Postmenopausal women and men 50 – 64 with risk factors for fracture including:
Fragility fracture after age 40
Vertebral fracture or low bone mass identified on x-ray
Parental hip fracture
High alcohol intake
Current smoking
Low body weight, i.e. less than 132 lbs or 60 kg
Weight loss since age 25 greater than 10%
High risk medication use: prolonged glucocorticoid use, aromatase inhibitors for breast cancer, androgen deprivation therapy for prostate cancer
Rheumatoid arthritis
Other disorders that may contribute to bone loss
Younger men or women (under 50) with a disease or condition associated with low bone mass or bone loss:
Fragility fractures
High-risk medication use (steroid use, aromatase inhibitors, androgen deprivation therapy)
Rheumatoid arthritis
Other chronic inflammatory conditions
Cushing’s disease
Malabsorption syndrome
Uncontrolled hyperthyroidism
Primary hyperparathyroidism
Hypogonadism; Early menopause (< 45)
Other disorders associated with rapid bone loss/fractures
What exactly happens during a bone mineral density test?
The most common bone density test in use today is called dual energy x-ray absorptiometry (DXA). This test involves lying on a table for several minutes while a small x-ray detector scans the spine, one hip, or both. The amount of light (x-ray) that passes through the bone is measured, thus indicating how dense (thick or thin) the bones are. The test is safe and painless and does not require any injections or any other discomfort. A very small amount of radiation from a DXA test is transmitted.
How test results are read
The patient’s bone density is compared to the bone density of an average young adult.

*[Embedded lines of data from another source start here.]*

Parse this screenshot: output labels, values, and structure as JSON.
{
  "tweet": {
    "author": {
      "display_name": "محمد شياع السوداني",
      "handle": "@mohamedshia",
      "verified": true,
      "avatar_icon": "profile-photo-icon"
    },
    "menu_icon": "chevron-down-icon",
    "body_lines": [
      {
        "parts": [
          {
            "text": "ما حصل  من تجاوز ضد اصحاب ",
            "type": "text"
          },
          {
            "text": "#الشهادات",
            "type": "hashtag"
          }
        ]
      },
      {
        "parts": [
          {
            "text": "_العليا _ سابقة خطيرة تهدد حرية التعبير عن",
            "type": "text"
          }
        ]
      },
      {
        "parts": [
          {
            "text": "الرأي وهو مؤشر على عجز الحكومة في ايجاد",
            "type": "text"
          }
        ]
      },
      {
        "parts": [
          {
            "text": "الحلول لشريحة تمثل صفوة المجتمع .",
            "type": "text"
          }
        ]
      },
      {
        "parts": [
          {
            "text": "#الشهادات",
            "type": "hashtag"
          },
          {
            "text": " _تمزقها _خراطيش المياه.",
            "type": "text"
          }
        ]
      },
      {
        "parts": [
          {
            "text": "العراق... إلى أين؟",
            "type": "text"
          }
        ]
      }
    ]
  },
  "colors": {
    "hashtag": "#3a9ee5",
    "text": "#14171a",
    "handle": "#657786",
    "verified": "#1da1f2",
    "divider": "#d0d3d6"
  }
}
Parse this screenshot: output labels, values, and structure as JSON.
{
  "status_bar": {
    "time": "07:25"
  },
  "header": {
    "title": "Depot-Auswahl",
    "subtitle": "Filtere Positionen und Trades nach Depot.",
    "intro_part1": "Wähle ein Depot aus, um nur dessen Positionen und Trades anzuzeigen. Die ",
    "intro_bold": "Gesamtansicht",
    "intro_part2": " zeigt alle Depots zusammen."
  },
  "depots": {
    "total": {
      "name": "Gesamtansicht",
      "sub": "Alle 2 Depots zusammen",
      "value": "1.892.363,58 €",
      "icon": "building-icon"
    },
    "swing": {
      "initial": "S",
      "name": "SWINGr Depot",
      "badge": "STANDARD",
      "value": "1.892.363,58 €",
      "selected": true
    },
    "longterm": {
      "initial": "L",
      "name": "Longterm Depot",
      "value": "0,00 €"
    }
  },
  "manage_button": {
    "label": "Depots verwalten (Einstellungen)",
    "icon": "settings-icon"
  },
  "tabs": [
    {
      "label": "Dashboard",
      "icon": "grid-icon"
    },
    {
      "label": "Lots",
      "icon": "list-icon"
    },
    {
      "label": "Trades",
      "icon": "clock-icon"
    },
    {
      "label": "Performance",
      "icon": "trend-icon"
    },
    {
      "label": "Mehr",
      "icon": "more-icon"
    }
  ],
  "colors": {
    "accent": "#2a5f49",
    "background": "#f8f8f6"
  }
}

A T-score is calculated that describes the density of the bones (usually at the spine and hip) compared to this average.
The T-score is expressed in units, “standard deviations (SDs),” indicating how far the score deviates from what is considered normal for a young adult.
Below normal is always indicated with a minus (-) sign.
It should be noted that BMD test results and the WHO classifications are only part of the picture in determining risk for fracture.